Mais de temps à autre émerge un puzzle scientifique "post-normal", que les philosophes Silvio Funtowicz et Jerome Ravetz ont défini pour la première fois en 1993 comme un problème "dans lequel les faits sont incertains, les valeurs remises en question, les enjeux élevés, et les décisions urgentes". Face à ces défis– dont fait partie l’IA –les mesures politiques ne peuvent se permettre d’attendre que la science les rattrape.

Aujourd’hui, l’élaboration des politiques relatives à l’IA s’opère principalement dans le Nord planétaire, ce qui néglige les préoccupations des pays moins développés, tout en rendant plus difficile la gestion des technologies à double usage. Pire encore, les décideurs politiques échouent bien souvent à songer suffisamment aux impacts environnementaux potentiels, et se concentrent quasi-exclusivement sur les effets anthropogéniques de l’automatisation, de la robotique et des machines.
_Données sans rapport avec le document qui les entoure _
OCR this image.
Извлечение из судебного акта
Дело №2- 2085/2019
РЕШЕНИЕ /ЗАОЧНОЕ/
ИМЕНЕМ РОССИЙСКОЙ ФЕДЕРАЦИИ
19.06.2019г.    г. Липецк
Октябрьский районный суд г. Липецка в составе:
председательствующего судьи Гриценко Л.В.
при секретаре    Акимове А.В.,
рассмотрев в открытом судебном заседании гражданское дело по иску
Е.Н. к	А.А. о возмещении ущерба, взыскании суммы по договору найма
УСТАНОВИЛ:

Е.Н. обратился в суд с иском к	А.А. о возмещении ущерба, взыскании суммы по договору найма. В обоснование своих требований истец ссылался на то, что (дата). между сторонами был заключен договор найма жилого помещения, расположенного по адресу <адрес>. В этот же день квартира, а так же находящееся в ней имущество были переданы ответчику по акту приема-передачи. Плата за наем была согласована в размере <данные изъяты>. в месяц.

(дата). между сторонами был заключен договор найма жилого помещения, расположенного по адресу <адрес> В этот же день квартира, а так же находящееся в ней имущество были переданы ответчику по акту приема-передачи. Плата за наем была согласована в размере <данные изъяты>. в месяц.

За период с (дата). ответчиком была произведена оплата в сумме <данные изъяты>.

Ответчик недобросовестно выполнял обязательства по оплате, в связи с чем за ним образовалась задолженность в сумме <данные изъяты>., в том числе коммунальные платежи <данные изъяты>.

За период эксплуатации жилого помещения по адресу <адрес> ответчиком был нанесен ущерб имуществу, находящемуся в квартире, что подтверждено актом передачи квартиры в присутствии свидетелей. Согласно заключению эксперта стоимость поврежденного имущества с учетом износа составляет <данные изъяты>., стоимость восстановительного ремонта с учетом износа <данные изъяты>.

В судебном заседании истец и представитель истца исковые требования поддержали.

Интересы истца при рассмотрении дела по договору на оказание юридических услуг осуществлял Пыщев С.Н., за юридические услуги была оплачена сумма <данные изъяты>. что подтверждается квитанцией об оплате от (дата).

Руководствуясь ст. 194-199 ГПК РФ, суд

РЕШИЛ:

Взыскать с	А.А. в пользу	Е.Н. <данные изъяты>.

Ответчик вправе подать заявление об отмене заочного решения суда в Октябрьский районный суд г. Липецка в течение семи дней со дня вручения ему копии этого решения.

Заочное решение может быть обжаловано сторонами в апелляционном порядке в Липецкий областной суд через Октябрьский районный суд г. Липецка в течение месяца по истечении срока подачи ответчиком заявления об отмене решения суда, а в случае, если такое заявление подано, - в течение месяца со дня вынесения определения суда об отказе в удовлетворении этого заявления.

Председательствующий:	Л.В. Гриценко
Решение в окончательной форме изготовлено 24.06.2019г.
Même sans données fiables, les responsables politiques doivent progresser dans la gouvernance de l’IA. Et tandis que le monde patiente en quête d’une certitude scientifique (qui n’arrivera peut-être jamais), une solution existe qui pourrait nous guider dans l’inconnu: le "principe de précaution". Adopté mondialement en 1992 dans le cadre de la Convention de Rio organisée par les Nations Unies sur le développement durable, puis incorporé à l’un des traités fondateurs de l’Union européenne, le principe de précaution énonce que le manque de certitude ne saurait justifier un manque de protection de la santé humaine ou de l’environnement. Cette approche semble adaptée face à l’incertitude d’un avenir fondé sur les technologies.

Le principe de précaution a néanmoins ses détracteurs. Mais si ses mérites sont débattus depuis des années, nous devons accepter que le manque de preuves d’effets défavorables est différent du manque de preuves d’absence d’effets défavorables. Cette idée simple s’applique à une multitude de problématiques du développement humain –de la santé publique à la mortalité infantile. Trois bonnes raisons justifient qu’elle soit désormais appliquée à l’IA.

Pour commencer, l’application du principe de précaution dans le contexte de l’IA contribuerait à rééquilibrer les discussions mondiales liées aux mesures politiques, en conférant aux voix les moins entendues davantage d’influence dans les débats, qui sont aujourd’hui monopolisés par les intérêts des grandes entreprises. L’élaboration des politiques s’en trouverait également plus inclusive, plus délibérative, et produirait des solutions plus proches des besoins sociétaux. L’Institute of Electrical and Electronics Engineers et la Future Society de la Kennedy School of Government de Harvard conduisent d’ores et déjà leurs travaux dans cet esprit participatif. D’autres organisations professionnelles et centres de recherche devraient s’en inspirer.

Par ailleurs, en appliquant le principe de précaution, les organes de gouvernance pourraient réorienter le poids de la responsabilité sur les épaules des créateurs d’algorithmes. Imposer une exigence d’explicabilité des décisions algorithmiques pourrait faire évoluer les incitations, prévenir l’invisibilité, contribuer à des décisions d’affaires plus transparentes, et permettre au secteur public de rattraper le secteur privé dans le développement des technologies. De même, en imposant aux entreprises technologiques et aux Etats d’identifier et d’envisager plusieurs options, le principe de précaution replacerait au premier plan les problématiques négligées, telles que l’impact environnemental.

Il est rare que la science soit susceptible de contribuer à la gestion d’une innovation longtemps avant que les conséquences de cette innovation soient étudiables. Mais dans le contexte des algorithmes, du machine learning et de l’IA, l’humanité ne peut se permettre d’attendre. Le bien-fondé du principe de précaution réside non seulement en ce qu’il s’ancre dans le droit international public, mais également dans ses antécédents en tant que cadre de gestion de l’innovation dans de nombreux contextes scientifiques. Nous devons l’adopter avant que les bienfaits du progrès se retrouvent inégalement répartis, voire irréversiblement dommageables.